3.Bölüm

11 1 0
                                    

O koyu kahveler ,insanı içine çekiyor ve o karanlık da adeta tutsak ediyordu. Gözleri beni sanki o karanlık da bir canavar gibi parcalayacaktı. Evet belki o benden güclü olabilir ama ben pes atmeyi ya da savunduğum çocuğu bırakıp arkamı dönüp gitmeyecektim. Ben Tanem Gürsoy'um asla pes etmem hayat benim için ne kadar zor ve çekilmez olsa da sadece benim için doğru olan düşünce ya da davranışı korktuğum için terk etmezdim.
Gözleri bir süre beni baştan aşağı süzdü. Ben bu hareketten dolayı yerimde kıpırdandım ve etrafımız da bulunan topluluğu incelemeye başladım. Yüzünde ki ihrenç bir gülümsemeyle bana bir iki adım attı ve benim kolumu sıkıştırarak kendine yapıştırdı agızımdan bu hareket ani olduğun içinçığlık kaçtı. Ve çırpınmaya başladım. Yanındaki çocuğa dönerek:
-"Alper bu kül kedisini her zaman ki yere götür. Bana diklenmek ne demekmiş görsün bakalım" Bana iğneleyici bakarak kafasını sağa sola sallayarak sen bittin bakışı attı.
-"Bunu yapamazsın bırak beni"diye avazım çıktığı kadar bağırdım. Kollarımı kurtarmaya çalıştım ama başaramadım. Alper denen çocuk beni bileğimden tutarak çekiştirmeye başladı. O topluluktan bir kişi bile bana yardım etmedi.
-"Boşuna çırpınıyorsun bunu Savaş'a diklenmeden önce düşünecektin."
-" Lütfen bırak beni ... Lütfen."
-" olmaz ona karşı çıkamam bana da birazdan sana yapacaklarını uygular."
-"Ne..bana ne yapacak"
Bana döndü ve pis bir sırıtışla gözlerimin içine bakarak:
-"Birazdan öğrenirsin güzelim merak etme "Yaverini de tıpkı kendine göre seçmiş pislil adam ne yani en fazla beni döver. Başka ne yapacak dimi yani. Korkmama gerek yok . Olmadı ölü numarası yaparım. Olmadı özür dilerim ölmem sonucta bir özürle dimi.
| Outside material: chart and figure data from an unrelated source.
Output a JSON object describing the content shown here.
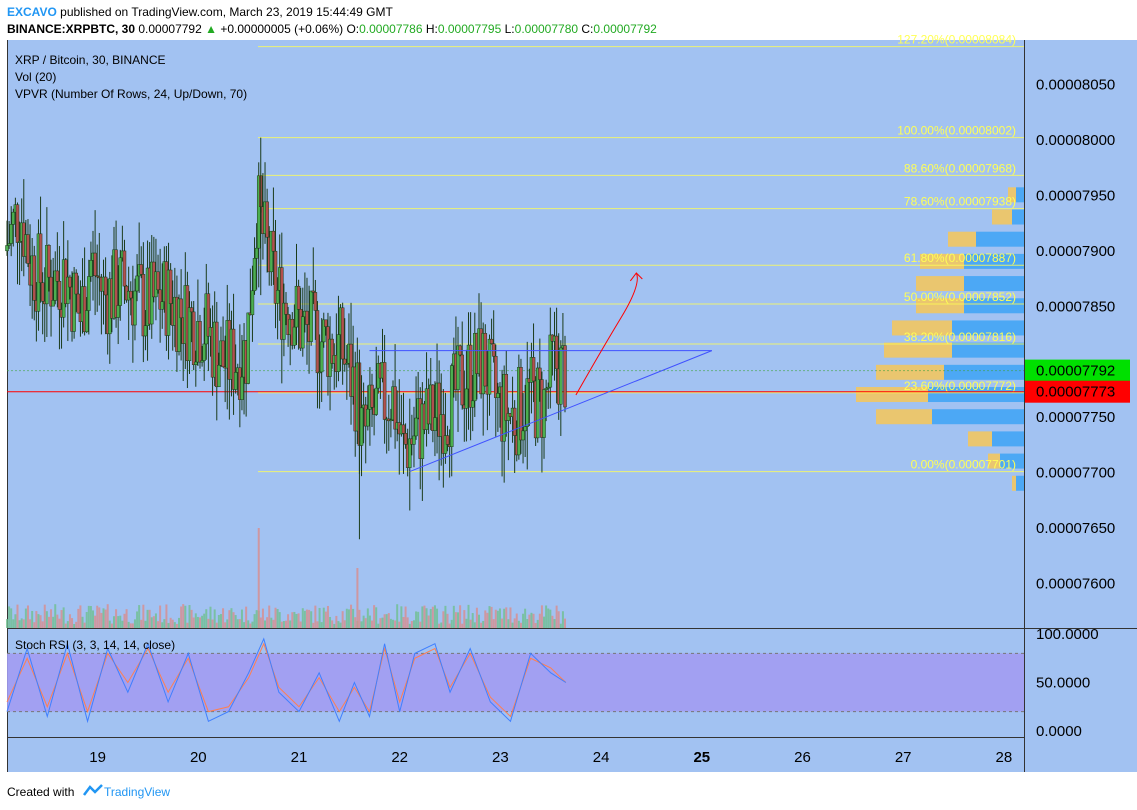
{
  "header": {
    "publisher": "EXCAVO",
    "published_text": "published on TradingView.com, March 23, 2019 15:44:49 GMT",
    "symbol": "BINANCE:XRPBTC, 30",
    "last": "0.00007792",
    "change_arrow": "▲",
    "change": "+0.00000005 (+0.06%)",
    "o_label": "O:",
    "o": "0.00007786",
    "h_label": "H:",
    "h": "0.00007795",
    "l_label": "L:",
    "l": "0.00007780",
    "c_label": "C:",
    "c": "0.00007792"
  },
  "legend": {
    "main": "XRP / Bitcoin, 30, BINANCE",
    "vol": "Vol (20)",
    "vpvr": "VPVR (Number Of Rows, 24, Up/Down, 70)",
    "stoch": "Stoch RSI (3, 3, 14, 14, close)"
  },
  "footer": {
    "created": "Created with",
    "brand": "TradingView"
  },
  "colors": {
    "background": "#a2c2f2",
    "up": "#4caf50",
    "down": "#b2504e",
    "fib": "#ffff55",
    "red_line": "#ff0000",
    "trend_blue": "#3f51ff",
    "last_price_tag": "#00e000",
    "red_price_tag": "#ff0000",
    "stoch_band": "#a29cf2",
    "stoch_k": "#3f7fff",
    "stoch_d": "#ff7f50"
  },
  "chart_data": {
    "type": "candlestick",
    "title": "XRP / Bitcoin, 30, BINANCE",
    "x_ticks": [
      "19",
      "20",
      "21",
      "22",
      "23",
      "24",
      "25",
      "26",
      "27",
      "28"
    ],
    "x_tick_bold": "25",
    "y_ticks": [
      "0.00008050",
      "0.00008000",
      "0.00007950",
      "0.00007900",
      "0.00007850",
      "0.00007750",
      "0.00007700",
      "0.00007650",
      "0.00007600"
    ],
    "y_range": [
      7.56e-05,
      8.09e-05
    ],
    "x_range_days": [
      18.1,
      28.2
    ],
    "current_price": {
      "label": "0.00007792",
      "value": 7.792e-05
    },
    "red_price": {
      "label": "0.00007773",
      "value": 7.773e-05
    },
    "fib_levels": [
      {
        "label": "127.20%(0.00008084)",
        "value": 8.084e-05
      },
      {
        "label": "100.00%(0.00008002)",
        "value": 8.002e-05
      },
      {
        "label": "88.60%(0.00007968)",
        "value": 7.968e-05
      },
      {
        "label": "78.60%(0.00007938)",
        "value": 7.938e-05
      },
      {
        "label": "61.80%(0.00007887)",
        "value": 7.887e-05
      },
      {
        "label": "50.00%(0.00007852)",
        "value": 7.852e-05
      },
      {
        "label": "38.20%(0.00007816)",
        "value": 7.816e-05
      },
      {
        "label": "23.60%(0.00007772)",
        "value": 7.772e-05
      },
      {
        "label": "0.00%(0.00007701)",
        "value": 7.701e-05
      }
    ],
    "triangle": {
      "top": {
        "x1": 21.7,
        "y1": 7.81e-05,
        "x2": 25.1,
        "y2": 7.81e-05
      },
      "bottom": {
        "x1": 22.1,
        "y1": 7.701e-05,
        "x2": 25.1,
        "y2": 7.81e-05
      }
    },
    "projection_arrow": [
      [
        23.75,
        7.77e-05
      ],
      [
        24.0,
        7.81e-05
      ],
      [
        24.2,
        7.84e-05
      ],
      [
        24.35,
        7.88e-05
      ]
    ],
    "price_path": [
      [
        18.1,
        7.9e-05
      ],
      [
        18.25,
        7.94e-05
      ],
      [
        18.35,
        7.89e-05
      ],
      [
        18.5,
        7.87e-05
      ],
      [
        18.7,
        7.88e-05
      ],
      [
        18.85,
        7.84e-05
      ],
      [
        18.95,
        7.89e-05
      ],
      [
        19.1,
        7.86e-05
      ],
      [
        19.3,
        7.87e-05
      ],
      [
        19.5,
        7.85e-05
      ],
      [
        19.7,
        7.86e-05
      ],
      [
        19.9,
        7.84e-05
      ],
      [
        20.1,
        7.83e-05
      ],
      [
        20.25,
        7.8e-05
      ],
      [
        20.35,
        7.8e-05
      ],
      [
        20.5,
        7.81e-05
      ],
      [
        20.6,
        7.94e-05
      ],
      [
        20.7,
        7.9e-05
      ],
      [
        20.8,
        7.86e-05
      ],
      [
        20.95,
        7.85e-05
      ],
      [
        21.05,
        7.83e-05
      ],
      [
        21.25,
        7.82e-05
      ],
      [
        21.45,
        7.81e-05
      ],
      [
        21.6,
        7.77e-05
      ],
      [
        21.65,
        7.73e-05
      ],
      [
        21.8,
        7.76e-05
      ],
      [
        21.95,
        7.77e-05
      ],
      [
        22.05,
        7.72e-05
      ],
      [
        22.2,
        7.74e-05
      ],
      [
        22.35,
        7.75e-05
      ],
      [
        22.5,
        7.76e-05
      ],
      [
        22.7,
        7.79e-05
      ],
      [
        22.85,
        7.8e-05
      ],
      [
        23.0,
        7.76e-05
      ],
      [
        23.15,
        7.75e-05
      ],
      [
        23.3,
        7.77e-05
      ],
      [
        23.45,
        7.76e-05
      ],
      [
        23.55,
        7.8e-05
      ],
      [
        23.65,
        7.79e-05
      ]
    ],
    "vpvr_rows": [
      {
        "price": 7.95e-05,
        "up": 0.2,
        "down": 0.2
      },
      {
        "price": 7.93e-05,
        "up": 0.5,
        "down": 0.3
      },
      {
        "price": 7.91e-05,
        "up": 0.7,
        "down": 1.2
      },
      {
        "price": 7.89e-05,
        "up": 1.1,
        "down": 1.5
      },
      {
        "price": 7.87e-05,
        "up": 1.2,
        "down": 1.5
      },
      {
        "price": 7.85e-05,
        "up": 1.2,
        "down": 1.5
      },
      {
        "price": 7.83e-05,
        "up": 1.5,
        "down": 1.8
      },
      {
        "price": 7.81e-05,
        "up": 1.7,
        "down": 1.8
      },
      {
        "price": 7.79e-05,
        "up": 1.7,
        "down": 2.0
      },
      {
        "price": 7.77e-05,
        "up": 1.8,
        "down": 2.4
      },
      {
        "price": 7.75e-05,
        "up": 1.4,
        "down": 2.3
      },
      {
        "price": 7.73e-05,
        "up": 0.6,
        "down": 0.8
      },
      {
        "price": 7.71e-05,
        "up": 0.3,
        "down": 0.6
      },
      {
        "price": 7.69e-05,
        "up": 0.1,
        "down": 0.2
      }
    ],
    "stoch_rsi": {
      "y_ticks": [
        "100.0000",
        "50.0000",
        "0.0000"
      ],
      "band": [
        20,
        80
      ],
      "k_path": [
        [
          18.1,
          20
        ],
        [
          18.3,
          85
        ],
        [
          18.5,
          15
        ],
        [
          18.7,
          90
        ],
        [
          18.9,
          10
        ],
        [
          19.1,
          85
        ],
        [
          19.3,
          40
        ],
        [
          19.5,
          90
        ],
        [
          19.7,
          30
        ],
        [
          19.9,
          80
        ],
        [
          20.1,
          10
        ],
        [
          20.3,
          20
        ],
        [
          20.5,
          60
        ],
        [
          20.65,
          95
        ],
        [
          20.8,
          40
        ],
        [
          21.0,
          20
        ],
        [
          21.2,
          60
        ],
        [
          21.4,
          10
        ],
        [
          21.55,
          50
        ],
        [
          21.7,
          15
        ],
        [
          21.85,
          90
        ],
        [
          22.0,
          20
        ],
        [
          22.15,
          80
        ],
        [
          22.35,
          90
        ],
        [
          22.5,
          40
        ],
        [
          22.7,
          85
        ],
        [
          22.9,
          30
        ],
        [
          23.1,
          10
        ],
        [
          23.3,
          80
        ],
        [
          23.5,
          60
        ],
        [
          23.65,
          50
        ]
      ],
      "d_path": [
        [
          18.1,
          30
        ],
        [
          18.3,
          75
        ],
        [
          18.5,
          25
        ],
        [
          18.7,
          80
        ],
        [
          18.9,
          20
        ],
        [
          19.1,
          80
        ],
        [
          19.3,
          50
        ],
        [
          19.5,
          85
        ],
        [
          19.7,
          40
        ],
        [
          19.9,
          75
        ],
        [
          20.1,
          20
        ],
        [
          20.3,
          25
        ],
        [
          20.5,
          55
        ],
        [
          20.65,
          90
        ],
        [
          20.8,
          45
        ],
        [
          21.0,
          25
        ],
        [
          21.2,
          55
        ],
        [
          21.4,
          20
        ],
        [
          21.55,
          45
        ],
        [
          21.7,
          20
        ],
        [
          21.85,
          85
        ],
        [
          22.0,
          30
        ],
        [
          22.15,
          75
        ],
        [
          22.35,
          85
        ],
        [
          22.5,
          45
        ],
        [
          22.7,
          80
        ],
        [
          22.9,
          35
        ],
        [
          23.1,
          15
        ],
        [
          23.3,
          75
        ],
        [
          23.5,
          65
        ],
        [
          23.65,
          50
        ]
      ]
    }
  }
}
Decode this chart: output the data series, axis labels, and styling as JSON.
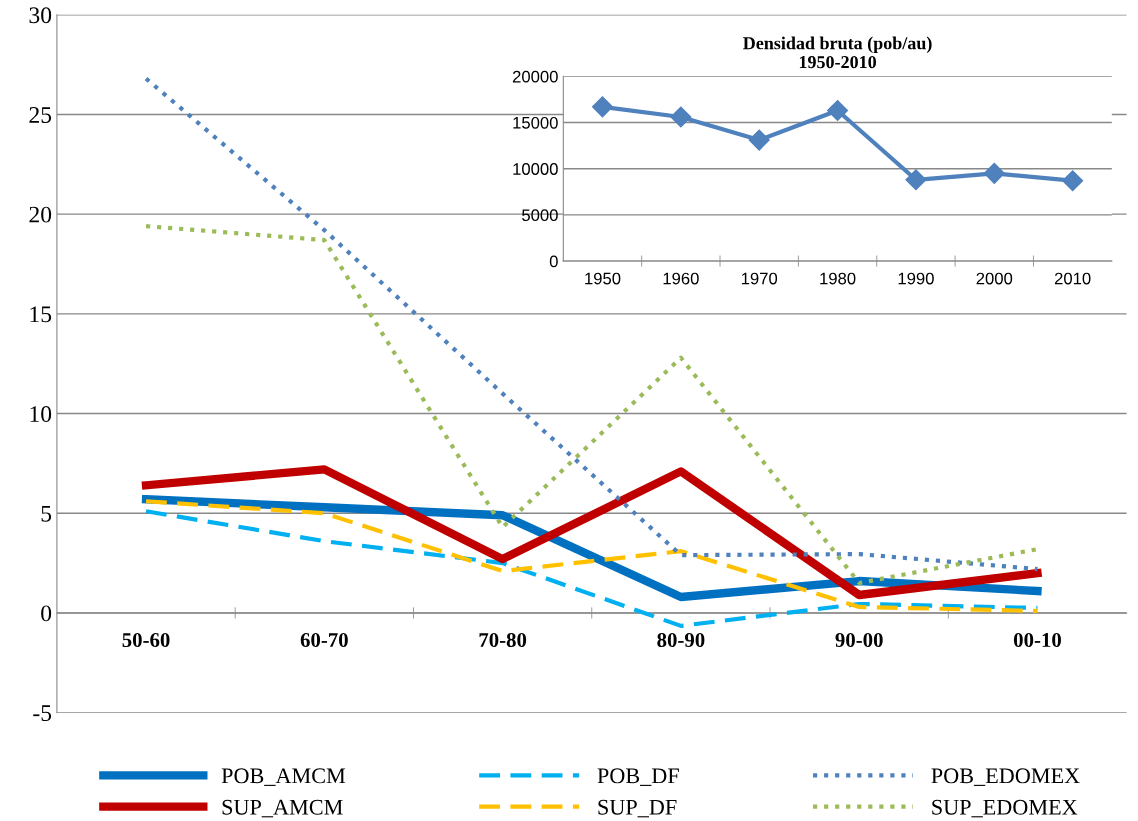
{
  "chart_data": [
    {
      "type": "line",
      "categories": [
        "50-60",
        "60-70",
        "70-80",
        "80-90",
        "90-00",
        "00-10"
      ],
      "ylim": [
        -5,
        30
      ],
      "yticks": [
        -5,
        0,
        5,
        10,
        15,
        20,
        25,
        30
      ],
      "grid": "y",
      "legend": "bottom",
      "marker": "none",
      "series": [
        {
          "name": "POB_AMCM",
          "color": "#0070c0",
          "line_style": "solid",
          "values": [
            5.7,
            5.3,
            4.9,
            0.8,
            1.6,
            1.1
          ]
        },
        {
          "name": "POB_DF",
          "color": "#00b0f0",
          "line_style": "dashed",
          "values": [
            5.1,
            3.6,
            2.5,
            -0.65,
            0.45,
            0.25
          ]
        },
        {
          "name": "POB_EDOMEX",
          "color": "#4f81bd",
          "line_style": "dotted",
          "values": [
            26.8,
            19.2,
            11,
            2.9,
            2.95,
            2.2
          ]
        },
        {
          "name": "SUP_AMCM",
          "color": "#c00000",
          "line_style": "solid",
          "values": [
            6.4,
            7.2,
            2.7,
            7.1,
            0.9,
            2.0
          ]
        },
        {
          "name": "SUP_DF",
          "color": "#ffc000",
          "line_style": "dashed",
          "values": [
            5.6,
            5.0,
            2.1,
            3.1,
            0.3,
            0.1
          ]
        },
        {
          "name": "SUP_EDOMEX",
          "color": "#9bbb59",
          "line_style": "dotted",
          "values": [
            19.4,
            18.7,
            4.3,
            12.8,
            1.5,
            3.2
          ]
        }
      ]
    },
    {
      "type": "line",
      "title": "Densidad bruta (pob/au)\n1950-2010",
      "categories": [
        "1950",
        "1960",
        "1970",
        "1980",
        "1990",
        "2000",
        "2010"
      ],
      "ylim": [
        0,
        20000
      ],
      "yticks": [
        0,
        5000,
        10000,
        15000,
        20000
      ],
      "grid": "y",
      "marker": "diamond",
      "line_style": "solid",
      "series": [
        {
          "color": "#4f81bd",
          "values": [
            16700,
            15600,
            13100,
            16300,
            8800,
            9500,
            8700
          ]
        }
      ]
    }
  ]
}
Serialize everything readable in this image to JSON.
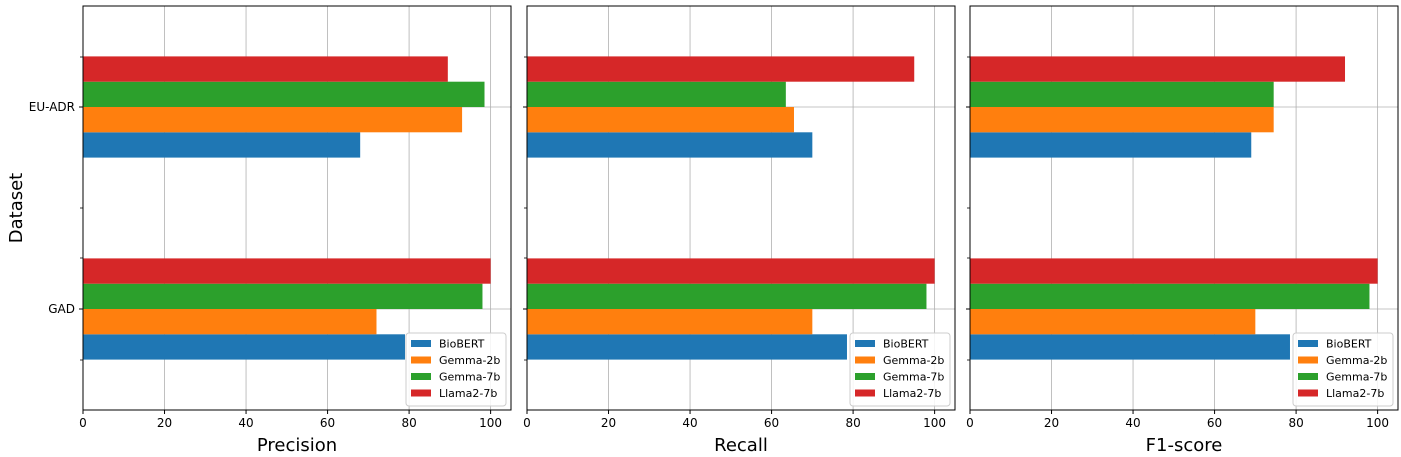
{
  "chart_data": {
    "type": "bar",
    "orientation": "horizontal",
    "ylabel": "Dataset",
    "categories": [
      "GAD",
      "EU-ADR"
    ],
    "xlim": [
      0,
      105
    ],
    "xticks": [
      0,
      20,
      40,
      60,
      80,
      100
    ],
    "grid": true,
    "legend_placement": "lower-right",
    "series_colors": [
      "#1f77b4",
      "#ff7f0e",
      "#2ca02c",
      "#d62728"
    ],
    "panels": [
      {
        "xlabel": "Precision",
        "series": [
          {
            "name": "BioBERT",
            "values": [
              79,
              68
            ]
          },
          {
            "name": "Gemma-2b",
            "values": [
              72,
              93
            ]
          },
          {
            "name": "Gemma-7b",
            "values": [
              98,
              98.5
            ]
          },
          {
            "name": "Llama2-7b",
            "values": [
              100,
              89.5
            ]
          }
        ]
      },
      {
        "xlabel": "Recall",
        "series": [
          {
            "name": "BioBERT",
            "values": [
              78.5,
              70
            ]
          },
          {
            "name": "Gemma-2b",
            "values": [
              70,
              65.5
            ]
          },
          {
            "name": "Gemma-7b",
            "values": [
              98,
              63.5
            ]
          },
          {
            "name": "Llama2-7b",
            "values": [
              100,
              95
            ]
          }
        ]
      },
      {
        "xlabel": "F1-score",
        "series": [
          {
            "name": "BioBERT",
            "values": [
              78.5,
              69
            ]
          },
          {
            "name": "Gemma-2b",
            "values": [
              70,
              74.5
            ]
          },
          {
            "name": "Gemma-7b",
            "values": [
              98,
              74.5
            ]
          },
          {
            "name": "Llama2-7b",
            "values": [
              100,
              92
            ]
          }
        ]
      }
    ]
  }
}
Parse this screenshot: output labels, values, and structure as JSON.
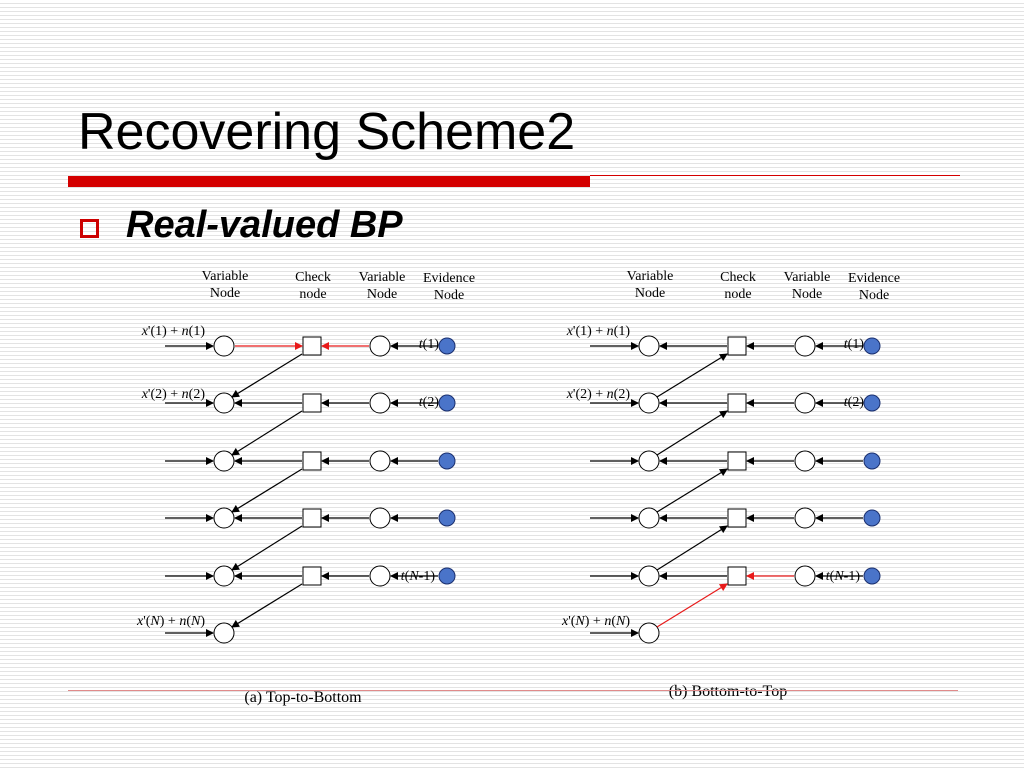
{
  "slide": {
    "title": "Recovering Scheme2",
    "bullet": "Real-valued BP"
  },
  "colors": {
    "accent": "#d40000",
    "evidence_fill": "#4a74c9",
    "highlight_edge": "#e81a1a"
  },
  "diagrams": [
    {
      "caption": "(a) Top-to-Bottom",
      "headers": [
        [
          "Variable",
          "Node"
        ],
        [
          "Check",
          "node"
        ],
        [
          "Variable",
          "Node"
        ],
        [
          "Evidence",
          "Node"
        ]
      ],
      "inputs": [
        "x'(1) + n(1)",
        "x'(2) + n(2)",
        "x'(N) + n(N)"
      ],
      "evidence_labels": [
        "t(1)",
        "t(2)",
        "t(N-1)"
      ],
      "highlight": "top"
    },
    {
      "caption": "(b) Bottom-to-Top",
      "headers": [
        [
          "Variable",
          "Node"
        ],
        [
          "Check",
          "node"
        ],
        [
          "Variable",
          "Node"
        ],
        [
          "Evidence",
          "Node"
        ]
      ],
      "inputs": [
        "x'(1) + n(1)",
        "x'(2) + n(2)",
        "x'(N) + n(N)"
      ],
      "evidence_labels": [
        "t(1)",
        "t(2)",
        "t(N-1)"
      ],
      "highlight": "bottom"
    }
  ]
}
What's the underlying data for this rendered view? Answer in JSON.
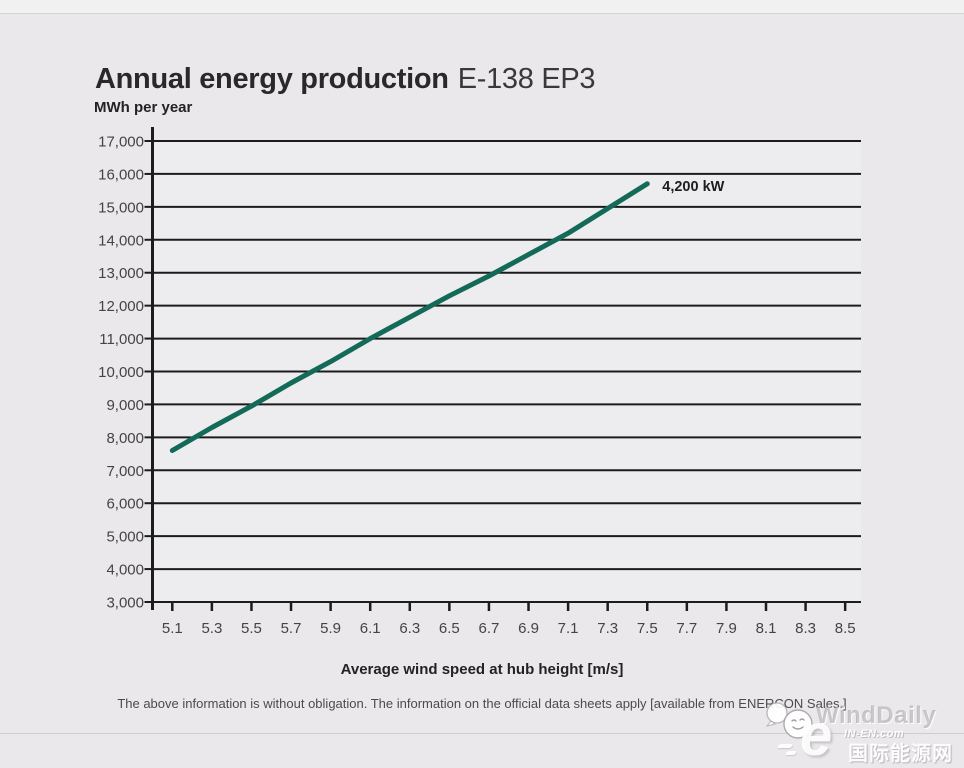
{
  "page": {
    "title_main": "Annual energy production",
    "title_model": "E-138 EP3",
    "footer_note": "The above information is without obligation. The information on the official data sheets apply [available from ENERCON Sales.]"
  },
  "chart_data": {
    "type": "line",
    "title": "Annual energy production E-138 EP3",
    "ylabel": "MWh per year",
    "xlabel": "Average wind speed at hub height [m/s]",
    "grid": "horizontal",
    "xlim": [
      5.0,
      8.58
    ],
    "ylim": [
      3000,
      17000
    ],
    "x_ticks": [
      "5.1",
      "5.3",
      "5.5",
      "5.7",
      "5.9",
      "6.1",
      "6.3",
      "6.5",
      "6.7",
      "6.9",
      "7.1",
      "7.3",
      "7.5",
      "7.7",
      "7.9",
      "8.1",
      "8.3",
      "8.5"
    ],
    "y_ticks": [
      3000,
      4000,
      5000,
      6000,
      7000,
      8000,
      9000,
      10000,
      11000,
      12000,
      13000,
      14000,
      15000,
      16000,
      17000
    ],
    "y_tick_labels": [
      "3,000",
      "4,000",
      "5,000",
      "6,000",
      "7,000",
      "8,000",
      "9,000",
      "10,000",
      "11,000",
      "12,000",
      "13,000",
      "14,000",
      "15,000",
      "16,000",
      "17,000"
    ],
    "x": [
      5.1,
      5.3,
      5.5,
      5.7,
      5.9,
      6.1,
      6.3,
      6.5,
      6.7,
      6.9,
      7.1,
      7.3,
      7.5
    ],
    "series": [
      {
        "name": "4,200 kW",
        "values": [
          7600,
          8300,
          8950,
          9650,
          10300,
          11000,
          11650,
          12300,
          12900,
          13550,
          14200,
          14950,
          15700
        ],
        "color": "#136a58"
      }
    ],
    "annotation": "4,200 kW",
    "colors": {
      "grid": "#1d1c1d",
      "axis": "#1d1c1d",
      "tick_label": "#454445",
      "plot_bg": "#edecee",
      "annotation_text": "#1e1d1e"
    }
  },
  "watermark": {
    "brand": "WindDaily",
    "site": "IN-EN.com",
    "site_cn": "国际能源网",
    "logo_letter": "e"
  }
}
Beni okulun içine soktu ve yangın merdüvenlerinden inmeye başladık. Nereye götürüyor diye etrafıma bakıyordum. Ama okulda yeni olduğum için hiçbir şey bilmiyordumki. Daha sonra meriven altında bir kapıyı açtı ve beni içeri attı Ben ne olduğunu bilemeden önümde ki sandalyeye çarptım. Canım çok açımıştı. Ağlamamak için kendimi zor tutuyordum. Carpmanın etkisiyle yere yapıştım. Beni kolumdan tutup kaldırdı. Ve beni carptığım sandalyeye oturttu. Yandan bir dolaptan ip çıkardı ipi gördüğümde direk sandalyeden kalktım ve kapıya koşmaya başladım. Anında beni belimden tutarak sandalyeye oturttu. Bende yumruk yaptığım ellerimi gögsüne art arda vurmaya başladım. Tabi karşımda ki insan kaslı bir hayvan olunca onu gögsü yerine vurmanın etkisiyle benim ellerim açımıştı.
Hayat her zaman bana açı vermişti. Ve yine o günlerden biriydi. Karamsarlık ya da umutsuzluk olarak adlandırabiliriz ama şunu bilmeliyim ki ben düştükce sadece yanımdakiler mutlu olucak. Onları o ihrenc tebessümleini görmektense ,acı ceke ceke düştügüm yerden kalkıcam ve yüzümde her zaman o ifade olucak.İhrenmek işte ben böyleyim hayat bana bunu öğretti.